Les manifestants, venus en nombre, ont exprimé leurs préoccupations quant au manque de communication officielle autour de cette affaire qui suscite de plus en plus d’inquiétudes dans l’opinion publique. Selon les responsables du collectif, plus de quarante jours se sont écoulés sans qu’aucune déclaration formelle ne soit faite par les autorités sanitaires, une situation qu’ils jugent préoccupante compte tenu des enjeux liés à la sécurité sanitaire.
Les organisateurs de la mobilisation ont insisté sur le fait que la santé publique constitue un domaine particulièrement sensible qui exige transparence, rigueur et responsabilité. Ils estiment que l’absence d’informations claires et documentées entretient un climat de doute et fragilise la confiance entre les citoyens et les institutions en charge de la protection sanitaire. Pour eux, il est impératif que les autorités apportent des éclaircissements sur la nature des produits incriminés, leur conformité aux normes sanitaires ainsi que les éventuels risques pour les populations.

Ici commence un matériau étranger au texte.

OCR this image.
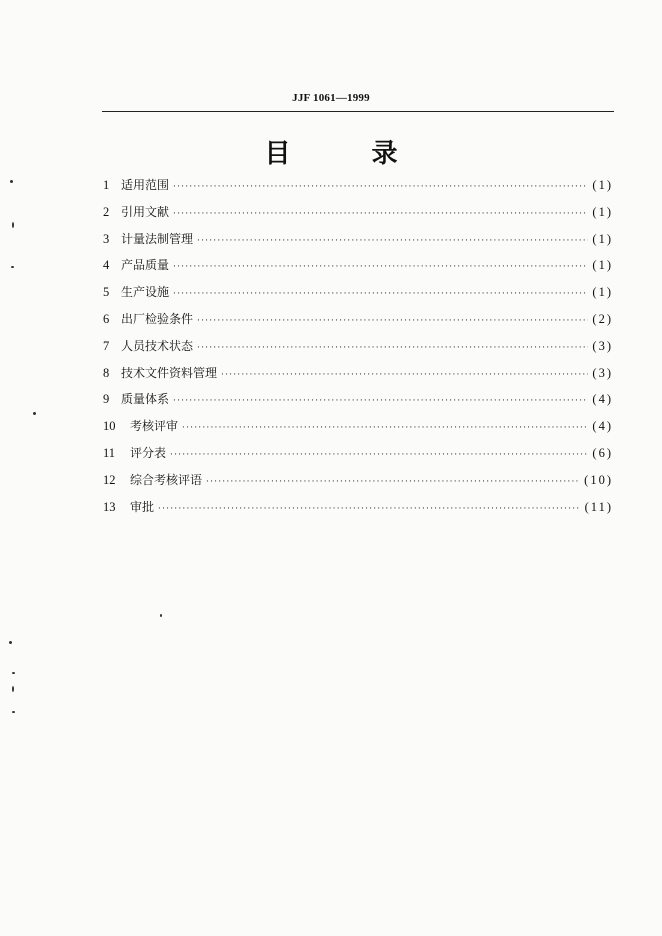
JJF 1061—1999
目 录
1 适用范围 ·····	(1)
2 引用文献 ·····	(1)
3 计量法制管理 ·····	(1)
4 产品质量 ·····	(1)
5 生产设施 ·····	(1)
6 出厂检验条件 ·····	(2)
7 人员技术状态 ·····	(3)
8 技术文件资料管理 ·····	(3)
9 质量体系 ·····	(4)
10	考核评审 ·····	(4)
11	评分表 ·····	(6)
12	综合考核评语 ·····	(10)
13	审批 ·····	(11)
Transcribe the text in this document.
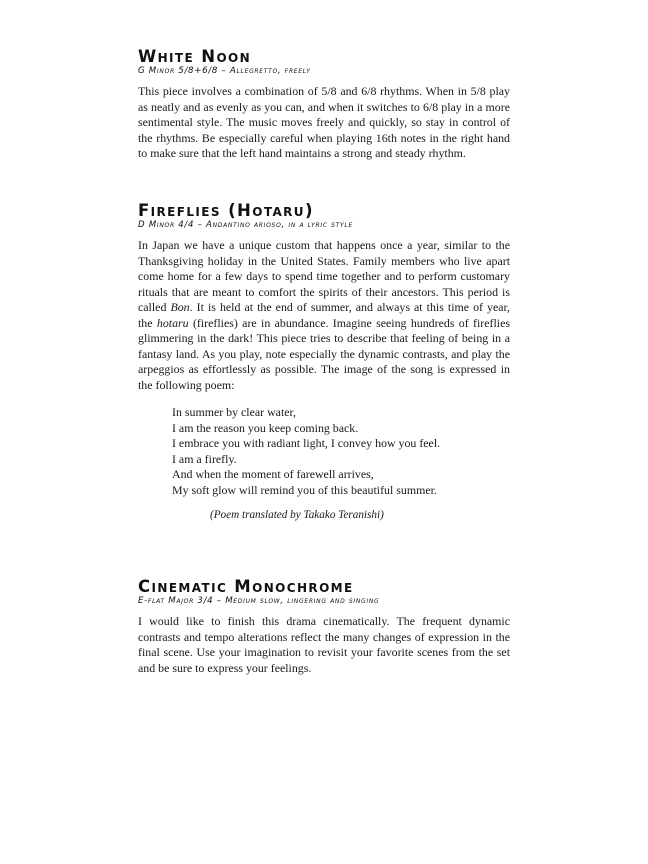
White Noon
G Minor 5/8+6/8 – Allegretto, freely

This piece involves a combination of 5/8 and 6/8 rhythms. When in 5/8 play as neatly and as evenly as you can, and when it switches to 6/8 play in a more sentimental style. The music moves freely and quickly, so stay in control of the rhythms. Be especially careful when playing 16th notes in the right hand to make sure that the left hand maintains a strong and steady rhythm.

Fireflies (Hotaru)
D Minor 4/4 – Andantino arioso, in a lyric style

In Japan we have a unique custom that happens once a year, similar to the Thanksgiving holiday in the United States. Family members who live apart come home for a few days to spend time together and to perform customary rituals that are meant to comfort the spirits of their ancestors. This period is called Bon. It is held at the end of summer, and always at this time of year, the hotaru (fireflies) are in abundance. Imagine seeing hundreds of fireflies glimmering in the dark! This piece tries to describe that feeling of being in a fantasy land. As you play, note especially the dynamic contrasts, and play the arpeggios as effortlessly as possible. The image of the song is expressed in the following poem:

In summer by clear water,
I am the reason you keep coming back.
I embrace you with radiant light, I convey how you feel.
I am a firefly.
And when the moment of farewell arrives,
My soft glow will remind you of this beautiful summer.
(Poem translated by Takako Teranishi)
Cinematic Monochrome
E-flat Major 3/4 – Medium slow, lingering and singing

I would like to finish this drama cinematically. The frequent dynamic contrasts and tempo alterations reflect the many changes of expression in the final scene. Use your imagination to revisit your favorite scenes from the set and be sure to express your feelings.
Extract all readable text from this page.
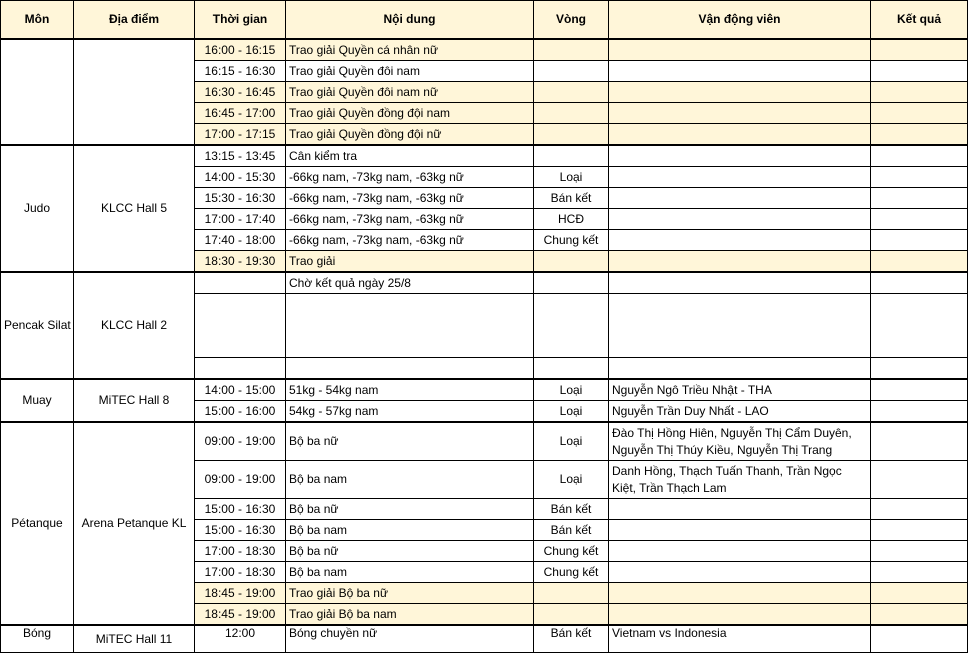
Môn	Địa điểm	Thời gian	Nội dung	Vòng	Vận động viên	Kết quả
		16:00 - 16:15	Trao giải Quyền cá nhân nữ			
		16:15 - 16:30	Trao giải Quyền đôi nam			
		16:30 - 16:45	Trao giải Quyền đôi nam nữ			
		16:45 - 17:00	Trao giải Quyền đồng đội nam			
		17:00 - 17:15	Trao giải Quyền đồng đội nữ			
Judo	KLCC Hall 5	13:15 - 13:45	Cân kiểm tra			
		14:00 - 15:30	-66kg nam, -73kg nam, -63kg nữ	Loại		
		15:30 - 16:30	-66kg nam, -73kg nam, -63kg nữ	Bán kết		
		17:00 - 17:40	-66kg nam, -73kg nam, -63kg nữ	HCĐ		
		17:40 - 18:00	-66kg nam, -73kg nam, -63kg nữ	Chung kết		
		18:30 - 19:30	Trao giải			
Pencak Silat	KLCC Hall 2		Chờ kết quả ngày 25/8			

Muay	MiTEC Hall 8	14:00 - 15:00	51kg - 54kg nam	Loại	Nguyễn Ngô Triều Nhật - THA	
		15:00 - 16:00	54kg - 57kg nam	Loại	Nguyễn Trần Duy Nhất - LAO	
Pétanque	Arena Petanque KL	09:00 - 19:00	Bộ ba nữ	Loại	Đào Thị Hồng Hiên, Nguyễn Thị Cẩm Duyên, Nguyễn Thị Thúy Kiều, Nguyễn Thị Trang	
		09:00 - 19:00	Bộ ba nam	Loại	Danh Hồng, Thạch Tuấn Thanh, Trần Ngọc Kiệt, Trần Thạch Lam	
		15:00 - 16:30	Bộ ba nữ	Bán kết		
		15:00 - 16:30	Bộ ba nam	Bán kết		
		17:00 - 18:30	Bộ ba nữ	Chung kết		
		17:00 - 18:30	Bộ ba nam	Chung kết		
		18:45 - 19:00	Trao giải Bộ ba nữ			
		18:45 - 19:00	Trao giải Bộ ba nam			
Bóng	MiTEC Hall 11	12:00	Bóng chuyền nữ	Bán kết	Vietnam vs Indonesia	
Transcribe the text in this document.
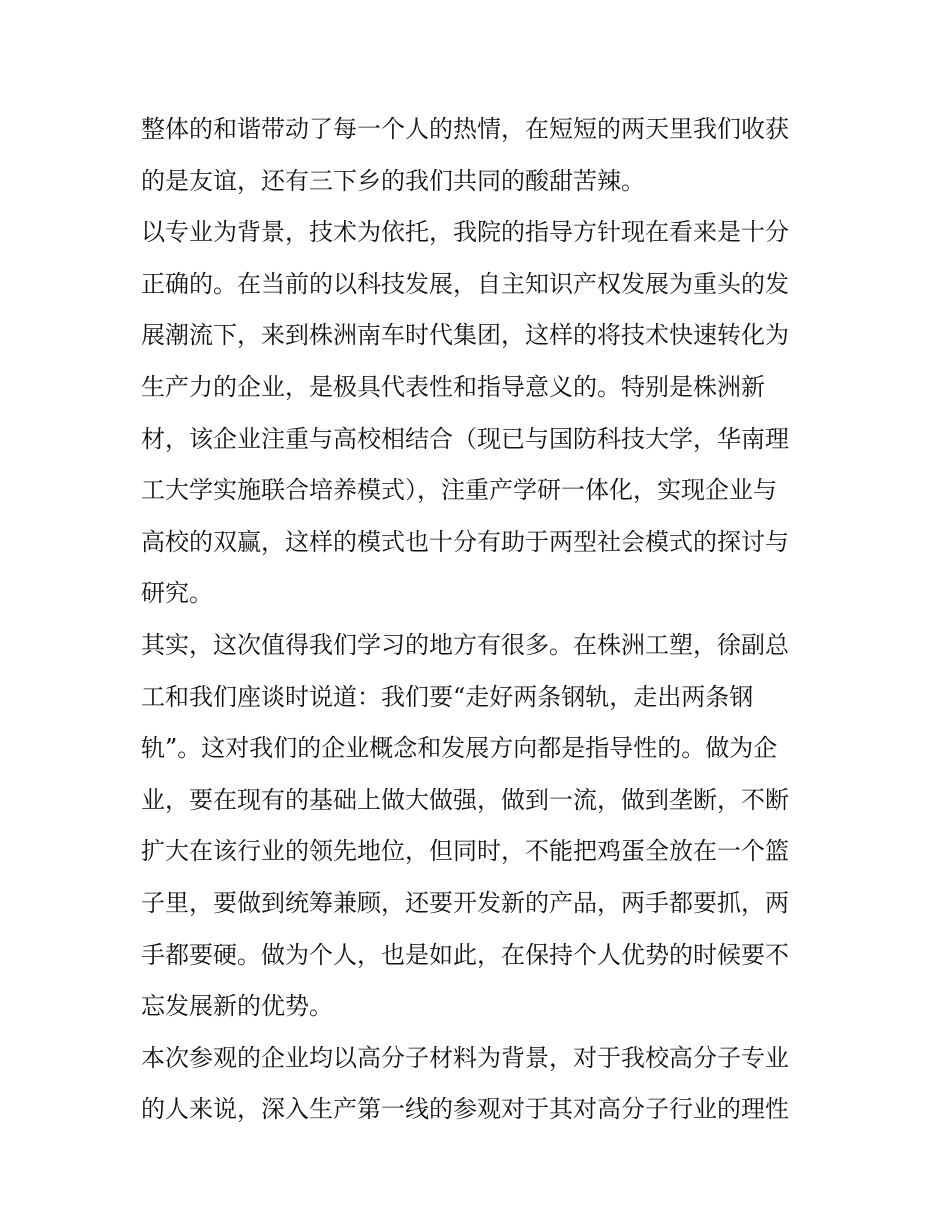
整体的和谐带动了每一个人的热情，在短短的两天里我们收获
的是友谊，还有三下乡的我们共同的酸甜苦辣。
以专业为背景，技术为依托，我院的指导方针现在看来是十分
正确的。在当前的以科技发展，自主知识产权发展为重头的发
展潮流下，来到株洲南车时代集团，这样的将技术快速转化为
生产力的企业，是极具代表性和指导意义的。特别是株洲新
材，该企业注重与高校相结合（现已与国防科技大学，华南理
工大学实施联合培养模式），注重产学研一体化，实现企业与
高校的双赢，这样的模式也十分有助于两型社会模式的探讨与
研究。
其实，这次值得我们学习的地方有很多。在株洲工塑，徐副总
工和我们座谈时说道：我们要“走好两条钢轨，走出两条钢
轨”。这对我们的企业概念和发展方向都是指导性的。做为企
业，要在现有的基础上做大做强，做到一流，做到垄断，不断
扩大在该行业的领先地位，但同时，不能把鸡蛋全放在一个篮
子里，要做到统筹兼顾，还要开发新的产品，两手都要抓，两
手都要硬。做为个人，也是如此，在保持个人优势的时候要不
忘发展新的优势。
本次参观的企业均以高分子材料为背景，对于我校高分子专业
的人来说，深入生产第一线的参观对于其对高分子行业的理性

La manifestation, annoncée comme pacifique, avait pour objectif principal d’interpeller directement les responsables du ministère afin d’obtenir des réponses précises. Les protestataires ont appelé les autorités à sortir de leur silence et à faire preuve de transparence dans la gestion de ce dossier. « Nous appelons les Sénégalaises et les Sénégalais à se mobiliser pour obtenir des informations transparentes et responsables. Il en va de la sécurité sanitaire de tous », a déclaré un porte-parole du collectif au cours du rassemblement.
Du côté des manifestants, l’affaire Softcare est perçue comme un test majeur de la capacité des autorités sanitaires à rassurer l’opinion et à garantir la protection des consommateurs. Plusieurs participants ont souligné que la confiance dans le système de santé repose en grande partie sur la circulation d’informations fiables et accessibles.